Gaziantep’in tamamlayamadığı her atakta hızlı çıkan ve rakip ceza sahasına kadar kolay giden Fenerbahçe, o pozisyonlarda Dzeko’nun pas dağıtıcılığını ve futbol aklını çok aradı. Özellikle merkezden gelen Fred ve Tadiç, ceza sahası önünde kendilerine duvar pası verebilecek Dzeko olmayınca zorlandılar. Son haftalarda bir düşüş yaşayan Fred bu maçta da geçen yıl gösterdiği etkinliğinin çok gerisindeydi.

İkinci yarı Fenerbahçe’nin en etkili ismi Mourinho’ydu. Gerek oyuncu gerekse format değişiklikleriyle ikinci 45 dakikaya damga vurdu.

İlk yarının berabere bitmesine Mourinho’nun ilk cevabı sert oldu, ikinci yarıya İsmail ve İrfan Can’ın yerine Amrabat ve Maksimen’i alarak başladı. Maksimen sol, Oğuz Aydın sağ kanada geçti.

Rakibi tamamen kendi yarı sahasına hapseden Fenerbahçe özellikle Maksimen’le sol kanadı çok etkili kullanmaya başladı. Rahatça çizgiye inen, ceza sahasına giren Maksimen bir de gol atabilse tadından yenmeyecek. Ceza sahası önünden çapraz vuruşlarla fantastik gol atma hevesi ise tadını kaçırıyor.

Fenerbahçe bütün baskısına rağmen golü bulamayınca Mourinho 65’de tekrar devreye girdi.
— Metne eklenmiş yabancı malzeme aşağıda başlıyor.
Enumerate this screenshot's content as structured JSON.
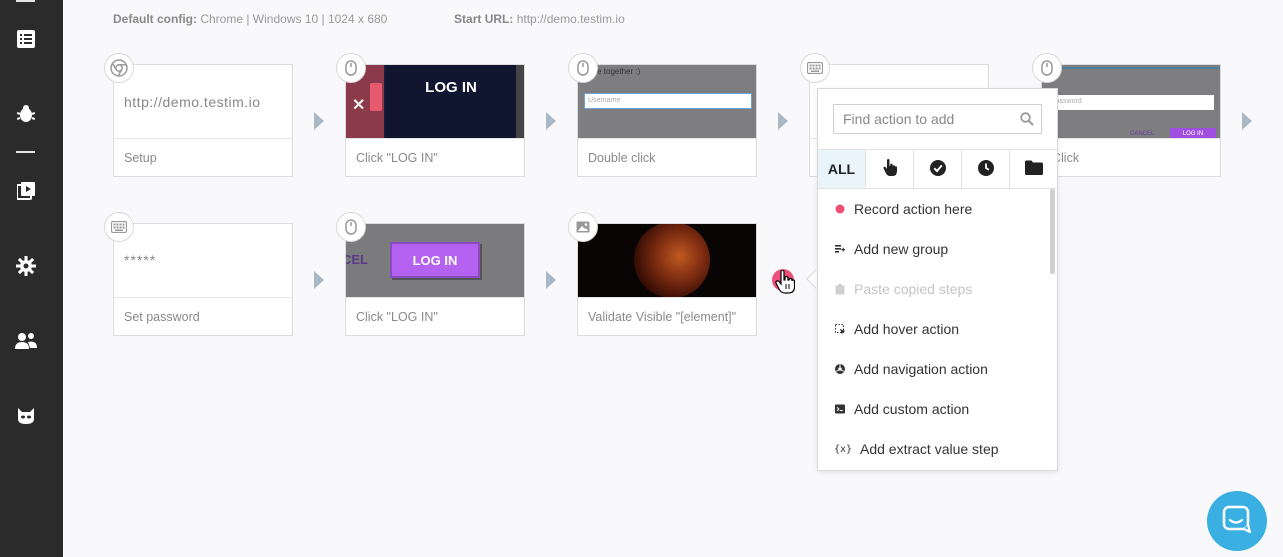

Osayi’yi çıkarıp 3’lü defansa dönerken, ilerde etkisiz kalan Nesyri’yi de çıkardı, forvete Dzeko ve Syzmanski’yi ekledi.

Bu değişikliklerden sonra oyun neredeyse Gaziantep ceza sahasında oynanmaya başladı. Fenerbahçe üst üste kornerler kullanmaya başladı. Tam 17 korner atarak sezon rekorunu kırdı Sarı lacivertliler. “Bu kadar korner kullanıp da bir tane gol atamaz mı bir takım” isyanları başlamıştı ki, Tadiç’in kullandığı kornerde Becao golü buldu. Demek ki Fenerbahçe kornerden gol atabiliyormuş…

Bu gol öncesinde çılgın bir hamleye hazırlanan Mourinho, Cenk’i oyuna sokarak tüm riskleri göze alacaktı. Ancak gol gelince Cenk’i tekrar kulübeye yollayıp Mert Müldür’ü oyuna sokarak tekrar dörtlü defansa döndü.
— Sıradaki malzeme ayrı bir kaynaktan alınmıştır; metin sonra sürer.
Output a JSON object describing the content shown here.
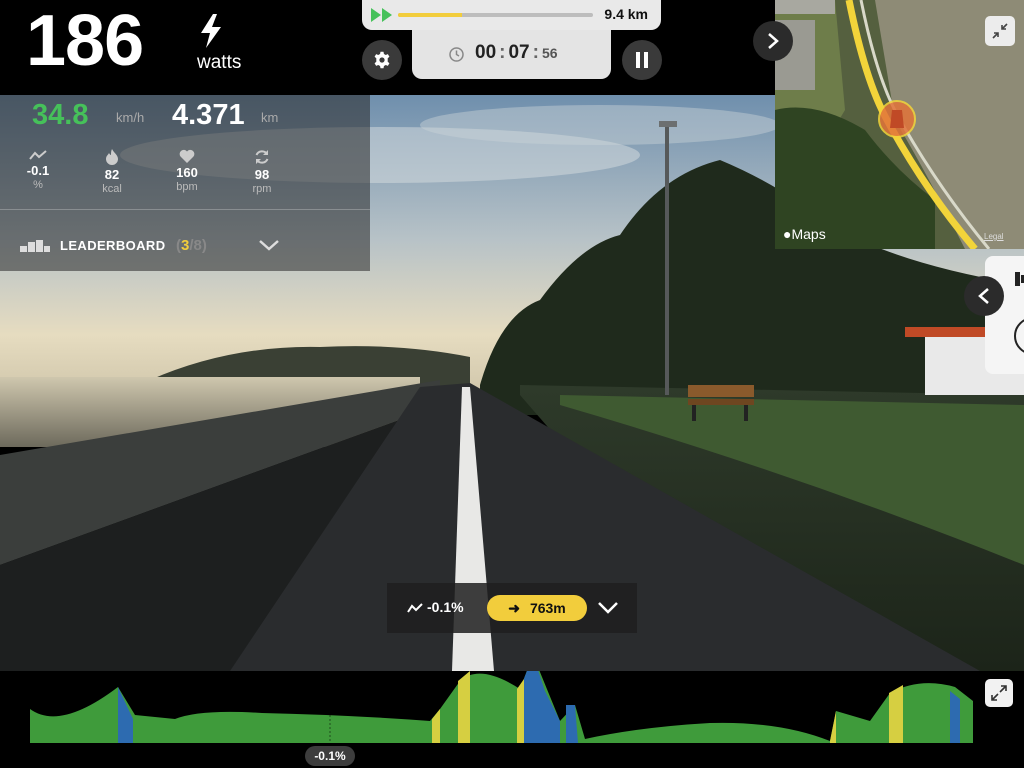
{
  "power": {
    "value": "186",
    "unit": "watts",
    "icon": "bolt-icon"
  },
  "progress": {
    "fraction": 0.33,
    "distance_total": "9.4 km",
    "fill_color": "#f2cd3c",
    "icon": "fast-forward-icon"
  },
  "timer": {
    "hours": "00",
    "minutes": "07",
    "seconds": "56",
    "icon": "clock-icon"
  },
  "controls": {
    "settings_icon": "gear-icon",
    "pause_icon": "pause-icon"
  },
  "stats": {
    "speed": {
      "value": "34.8",
      "unit": "km/h",
      "color": "#46c15a"
    },
    "distance": {
      "value": "4.371",
      "unit": "km"
    },
    "items": [
      {
        "icon": "grade-icon",
        "value": "-0.1",
        "unit": "%"
      },
      {
        "icon": "flame-icon",
        "value": "82",
        "unit": "kcal"
      },
      {
        "icon": "heart-icon",
        "value": "160",
        "unit": "bpm"
      },
      {
        "icon": "cadence-icon",
        "value": "98",
        "unit": "rpm"
      }
    ]
  },
  "leaderboard": {
    "label": "LEADERBOARD",
    "open": "(",
    "position": "3",
    "separator": "/",
    "total": "8",
    "close": ")"
  },
  "map": {
    "brand": "Maps",
    "legal": "Legal"
  },
  "segment": {
    "grade": "-0.1%",
    "distance": "763m"
  },
  "elevation": {
    "current_grade": "-0.1%"
  },
  "colors": {
    "accent": "#f2cd3c",
    "green": "#46c15a",
    "elev_green": "#3f9b3b",
    "elev_blue": "#2d6bb0",
    "elev_yellow": "#d6cf41"
  }
}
Öne geçince rahatlayan Fenerbahçe üçüncü gole Fred’in nefis asistinde Dzeko’nun usta vuruşuyla uzandı. Bu gol öncesinde orta hakem Alper Akarsu’nun Syzmanski’ye yapılan faulde oyunu kesmeyip, avantajı oynatması son derece değerliydi. Genel olarak düzgün bir yönetim gösteren Akarsu’nun uzatma dakikalarında elle oynama nedeniyle Fenerbahçe lehine verdiği penaltı da VAR’dan dönünce, geriye büyük bir hakem hatası kalmadı.

Fred geçen senenin etkinliğine ulaşamıyor ama bu sezon orta sahada aynı etkinliği gösteren isim Amrabat. Her geçen hafta orta sahanın patronluğunu biraz daha ele alan Ambarat gerek defansif gerekse ofansif oyunda takımın en güvenilir ismi oluyor. Tadiç ve Dzeko’dan sonra takımın üçüncü lideri oluyor.

Oğuz Aydın ise yine sahanın yıldızıydı. Sol açıkta oyuna başlayan, sonra sağ açığa, ardından sağ beke, son olarak da tekrar sağ açığa geçen Oğuz, ilk 11’in değişmezi olmuş görünüyor. Mourinho, muhtemelen kendi kendine “neden Avrupa listesine hiçbir işe yaramaz Cengiz Ünder’i yazdım da, Oğuz Aydın’ı yazmadım” diyordur. Eh Hoca da Türkiye’yi, Türk futbolunu öğreniyor.